For some years following the appearance of Westermarck's views it was rather generally admitted by students of early marriage that he had finally disposed of the older theory of Lubbock that the original form of marriage was communistic. Lubbock held that exogamy, or the practice of marrying outside the clan, originated in the fact that no man had any particular claim on any woman in his group, she being a common possession, and that in order to get a particular wife a man was obliged to capture her outside the clan. But more recently Spencer and Gillen have found in central Australia something which looks very much like what Lubbock assumed, and their argument for an early state of promiscuity is quoted in part above.

This whole question is still very obscure. Westermarck's view that "marriage was transmitted to man from some ape-like ancestor and there never was a time when it did not occur in the human race," and that "there is not a shred of evidence that promiscuity ever formed a general stage in the social history of mankind," is probably substantially sound. Man is fundamentally a jealous animal. The strange lack of sexual jealousy among the Australians and Todas is not a natural trait but a socially induced condition, similar in

( 531) its psychology to the food inhibitions of the Australians and the buffalo ceremonial of the Todas, so minutely described by Rivers. We may, therefore, agree with Westermarck that man had already a monogamous, or at least a polygynous, tendency when emerging from the instinctive and brute condition. But as he came into possession of a characteristic human mind, with reflection and imagination, as modesty, clothing, and social inhibitions were developed, he began to make the sexual interest a play interest, and this the animals have never done. They have a pairing season, and man has not. And as the regulation of sexual life became less instinctive and more reflective and social very contradictory practices arose, and by the operation of the law of habit, these became very rigid in particular groups. Among these conditions is the one of approximate communism in marriage described by Spencer and Gillen, but I think they are wrong in regarding this as vestigial ---a remnant of an antecedent condition of promiscuity. The best comment, indeed, which can be made on their position is the passage on food regulations among the Australians, printed in Part II above. These food practices represent a highly and particularly elaborated code, worked out in a particular environment, in connection with the particular experiences and acts of attention of a particular people. They do indicate that communistic rather than individualistic food practices are more favorable to life in an early stage of society, but they are to be regarded as peculiar adaptations, not as vestiges.

The passage from Rivers on the Todas is also significant in this connection. If Rivers had been inclined to do so he could have made out a very good case for

( 532) polyandry as the original and once universal form of marriage. Woman is more stationary than man, more confined to one spot by the child, and less actively interested than man in marriage. It is also well known that in early times she refused to follow the man to his home, and he was obliged to settle in hers. In ancient Arabia and elsewhere the woman sometimes remained at home and entertained a succession of husbands; and the women of the Jahiliya Arabs had the habit of dismissing their husbands by turning the tent around, "so that if it had faced east it now faced west, and when the man saw this he knew that he was dismissed, and (lid not enter." But to argue from this and similar evidence that polyandry was at one time universal and that its present forms are vestigial, would be quite wrong. The group-marriage of the Arunta and the even stranger polyandry of the Todas are particular expressions of the "mores," not signs of universal stages. In this respect they resemble our "table manners."
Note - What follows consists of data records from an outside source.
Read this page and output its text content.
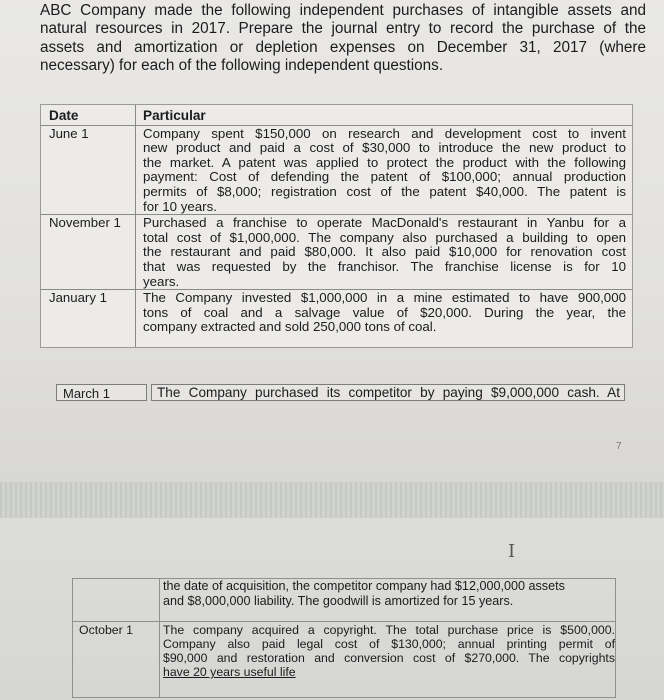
ABC Company made the following independent purchases of intangible assets and
natural resources in 2017. Prepare the journal entry to record the purchase of the
assets and amortization or depletion expenses on December 31, 2017 (where
necessary) for each of the following independent questions.
Date	Particular
June 1	Company spent $150,000 on research and development cost to invent
new product and paid a cost of $30,000 to introduce the new product to
the market. A patent was applied to protect the product with the following
payment: Cost of defending the patent of $100,000; annual production
permits of $8,000; registration cost of the patent $40,000. The patent is
for 10 years.
November 1	Purchased a franchise to operate MacDonald's restaurant in Yanbu for a
total cost of $1,000,000. The company also purchased a building to open
the restaurant and paid $80,000. It also paid $10,000 for renovation cost
that was requested by the franchisor. The franchise license is for 10
years.
January 1	The Company invested $1,000,000 in a mine estimated to have 900,000
tons of coal and a salvage value of $20,000. During the year, the
company extracted and sold 250,000 tons of coal.
March 1	The Company purchased its competitor by paying $9,000,000 cash. At
7
I
the date of acquisition, the competitor company had $12,000,000 assets
and $8,000,000 liability. The goodwill is amortized for 15 years.
October 1 The company acquired a copyright. The total purchase price is $500,000.
Company also paid legal cost of $130,000; annual printing permit of
$90,000 and restoration and conversion cost of $270,000. The copyrights
have 20 years useful life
With regard to the singular practice on which Spencer and Gillen have put so much stress-the accessibility at certain times of women to men whom they are not permitted by the tribal rules to marry, I have elsewhere expressed a view ("Der Ursprung der Exogamie," Zeits. fur Socialw-issenzschaft, 5: 1-18) that this is connected with a transition to exogamy, and with the interest of man in the unfamiliar. An abridged translation of this paper, entitled "The Psychology of Exogamy," is indicated in the bibliography below.

Since I have drawn particular attention to the merit of Westermarck's work I may add that the reader will f rid his great defect in his method of regarding certain

( 533) practices as vestiges of assumed antecedent conditions of whose existence these so-called vestiges are the guarantee. This is, in fact, the same defect as that to which I have alluded in the argument of Spencer and Gillen. To note only a single instance, Westermarck has collected many pages of what he calls survivals from a period of marriage by capture. But there is good reason to think that marriage by capture was never a general practice. See the remarks on this point by Spencer and Gillen above. And the alleged survivals of capture in historical times, of which Westermarck makes so much, are probably to be regarded merely as systematized expressions of the coyness of the female, differing in no essential respect from the coyness of the female bird at the pairing season. It became "good form" and a trait of modesty in a girl not to yield without a show of avoidance, and under these conditions ceremonial avoidance became elaborate. But it does not lead us back to a condition of actual capture. The theory of Koenigswarter and Spencer, adopted by Westermarck, that marriage by purchase was developed from marriage by capture (the purchase price being originally a fine paid by the captor to the outraged father) is far-fetched. If the lowest savages have not the idea of regular barter, they have, as shown in Part I by Bücher and by Westermarck here, the idea of giving and receiving presents. Now one of the earliest means of securing a wife was by exchange. Curr (The Australian Race, 1 : 107) says : "The Australian male almost invariably obtains his wife or wives either as the survivor of a married brother, or in exchange for his sisters, or later in life for his daughters." Gifts in general develop into barter, and exchange of women de-

(534) -velops into purchase, without any assumption of capture. But I do not even think that exchange of wives always preceded purchase. Food and service were other original means of compensation.

In Crawley's Mystic Rose and also in van Gennep's Rites de passage (listed in the bibliography of Part VI) there is also evidence that this natural tendency to avoidance was complicated by the idea that ill-luck connected with crises, especially with contact of the sexes, could be transferred or avoided by magical practice, and rites originating in this connection resemble capture.

The selection from Crawley printed here elaborates one of the fundamental causes of the present great disparity in the interests of men and women. His whole book is instructive, but he is possessed with the idea that magic is at the root of many if not the most of marriage practices, and he often slips in the magical, secondary, and particularistic explanation where it does not belong.

In the passage from Spencer there are several fanciful inferences. There is no reason to conclude that the fertility of women is more closely connected with monogamy than with polygyny. That primitive women received such brutal treatment from men as to interfere with child-bearing is more than doubtful. Primitive women were not greatly abused, and they were more prolific than the more artificially protected woman of the present. The statement also that "the monogamic relation in a high degree favors preservation of life after the reproductive period is passed," has nothing in its favor. Nowhere in the white world are aged parents in general treated with so great consideration as in China, and China is not distinguished for its monogamy.